A study published in the Journal of Clinical Medicine sought to evaluate one-year outcomes of newer generation devices for surgical (SAVR) versus transcatheter aortic valve replacement (TAVR) for patients with severe aortic stenosis (AS).
“The superiority of TAVR over SAVR for severe AS has not been fully demonstrated in a real-world setting,” wrote the study authors.
For this study, the investigators identified 5,706 patients who underwent SAVR from 2010 to 2012 and compared one-year outcomes with a cohort of 2,989 patients who underwent TAVR between 2017 to 2018. Additionally, the researchers compared outcomes among 1,008 propensity-matched pairs. Patients were all enrolled in the prospective multicenter observational studies OBSERVANT I and II. Primary outcomes were early adverse events, all-cause mortality, major adverse cardiac and cerebrovascular events (MACCEs), and hospital readmission due to heart failure at one-year.
Among the matched pairs, TAVR was associated with a significantly reduced risk of some major complications compared to SAVR: 30-day mortality (1.8% vs. 3.5%, P=0.020, respectively), stroke (0.8% vs. 2.3%, P=0.005), and acute kidney injury (0.6% vs. 8.2%, P<0.001). In contrast, SAVR outperformed TAVR regarding incidence of moderate-to-severe paravalvular regurgitation (5.9% vs. 2.0%, P<0.001) and permanent pacemaker implantation (13.8% vs. 3.3%, P<0.001).
Compared to SAVR, at one year follow-up TAVR demonstrated a lower risk of all-cause mortality (11.5% vs. 7.9%, P=0.006, respectively), MACCE (15.8% vs. 12.0%, P=0.011), readmission due to heart failure (15.9% vs. 10.8%, P<0.001), and stroke (5.1% vs. 3.2%, P=0.033).
In a subgroup analysis, TAVR also reduced one-year mortality risk among patients aged 80 years or older (HR=0.49; 95% CI, 0.33 to 0.71), females (HR=0.57; 95% CI, 0.38 to 0.85), and those with European System for Cardiac Operative Risk Evaluation (EuroSCORE) II ≥4.0% (HR=0.48; 95% CI, 0.32 to 0.71).
The researchers concluded, “This study showed that elderly patients with intermediate operative risk treated with TAVR using new-generation devices had a low risk of major adverse events during the index-hospitalization and at one-year follow-up. These results compared favorably to propensity score matched patients who underwent SAVR, particularly in octogenarians, females, and those with increased operative risk. However, the incidence of moderate-to-severe paravalvular regurgitation and need for permanent pacemaker implantation were higher in TAVR than SAVR, even with new-generation devices.”

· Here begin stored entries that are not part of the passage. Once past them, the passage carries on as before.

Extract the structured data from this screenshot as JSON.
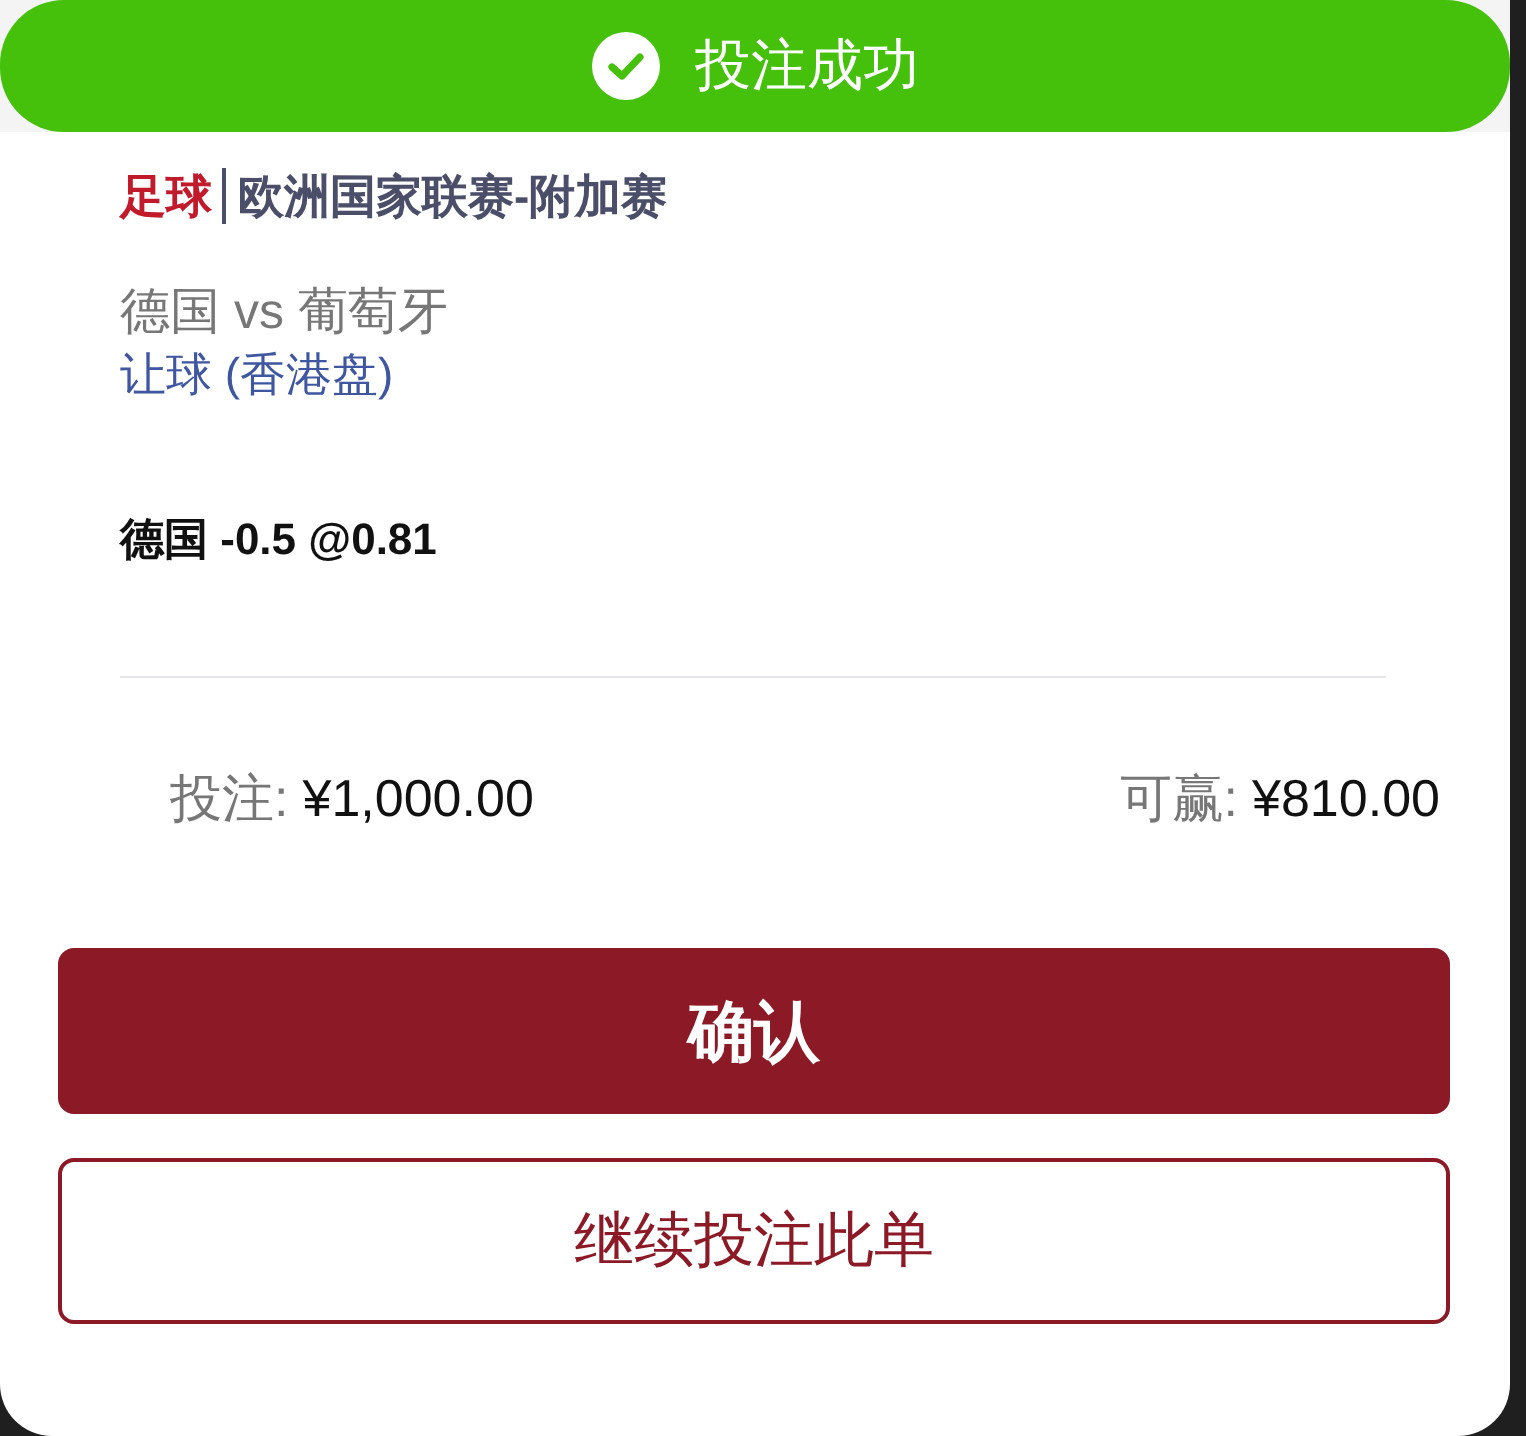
{
  "toast": {
    "kind": "success",
    "message": "投注成功"
  },
  "league": {
    "sport": "足球",
    "name": "欧洲国家联赛-附加赛"
  },
  "match": {
    "teams": "德国 vs 葡萄牙",
    "market": "让球 (香港盘)"
  },
  "selection": "德国 -0.5 @0.81",
  "summary": [
    {
      "label": "投注:",
      "value": "¥1,000.00"
    },
    {
      "label": "可赢:",
      "value": "¥810.00"
    }
  ],
  "buttons": [
    {
      "label": "确认",
      "kind": "primary"
    },
    {
      "label": "继续投注此单",
      "kind": "outline"
    }
  ]
}
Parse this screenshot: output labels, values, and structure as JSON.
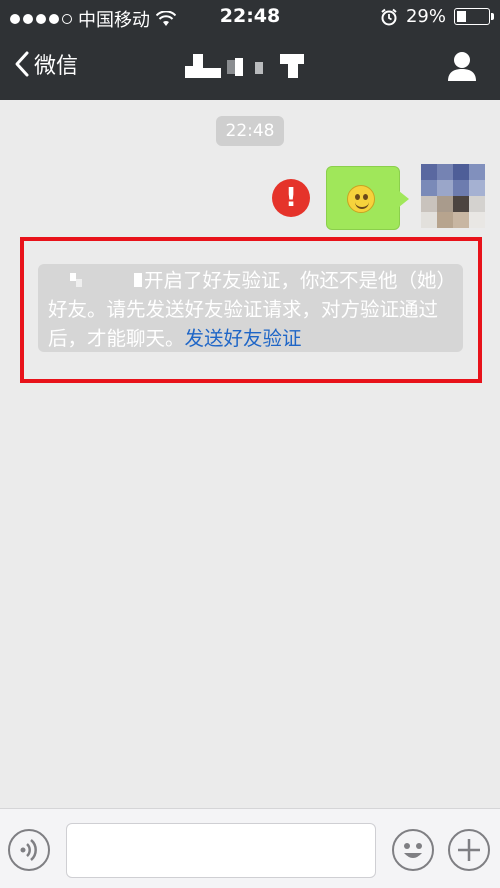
{
  "status_bar": {
    "carrier": "中国移动",
    "time": "22:48",
    "battery": "29%",
    "battery_level": 0.29
  },
  "nav": {
    "back_label": "微信"
  },
  "chat": {
    "timestamp": "22:48",
    "error_glyph": "!",
    "system_message_text": "开启了好友验证，你还不是他（她）好友。请先发送好友验证请求，对方验证通过后，才能聊天。",
    "system_message_link": "发送好友验证"
  },
  "colors": {
    "nav_bg": "#2f3235",
    "chat_bg": "#ebebeb",
    "outgoing_bubble": "#a0e75a",
    "error_red": "#e5332a",
    "highlight_red": "#e8121a",
    "link_blue": "#1f66c7"
  },
  "icons": {
    "back": "chevron-left-icon",
    "profile": "person-icon",
    "wifi": "wifi-icon",
    "alarm": "alarm-icon",
    "voice": "voice-icon",
    "emoji": "smiley-icon",
    "plus": "plus-icon"
  }
}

They added, “Following the evidence of randomized trials, the present findings on a real-world population enforce the role of TAVR as the treatment of choice for AS in the elderly, females, and in patients with increased operative risk.”
The study was limited by the comparative nature and the lack of randomization, which may introduce bias “which might not be completely overcome by propensity score matching,” the team noted.
Additionally, procedures analyzed were performed over different time periods. “Contemporary large nationwide studies did not document any change in early mortality during the last decade,” the authors said. “Furthermore, the observed 30-day mortality after SAVR in this series was much lower than that predicted by the EuroSCORE II and is comparable to the findings of recent studies. Still, the time gap between these two series may introduce bias into this analysis. Therefore, the present study can be viewed mainly as a report of the current excellent outcome with newer generation TAVR devices in intermediate risk patients.”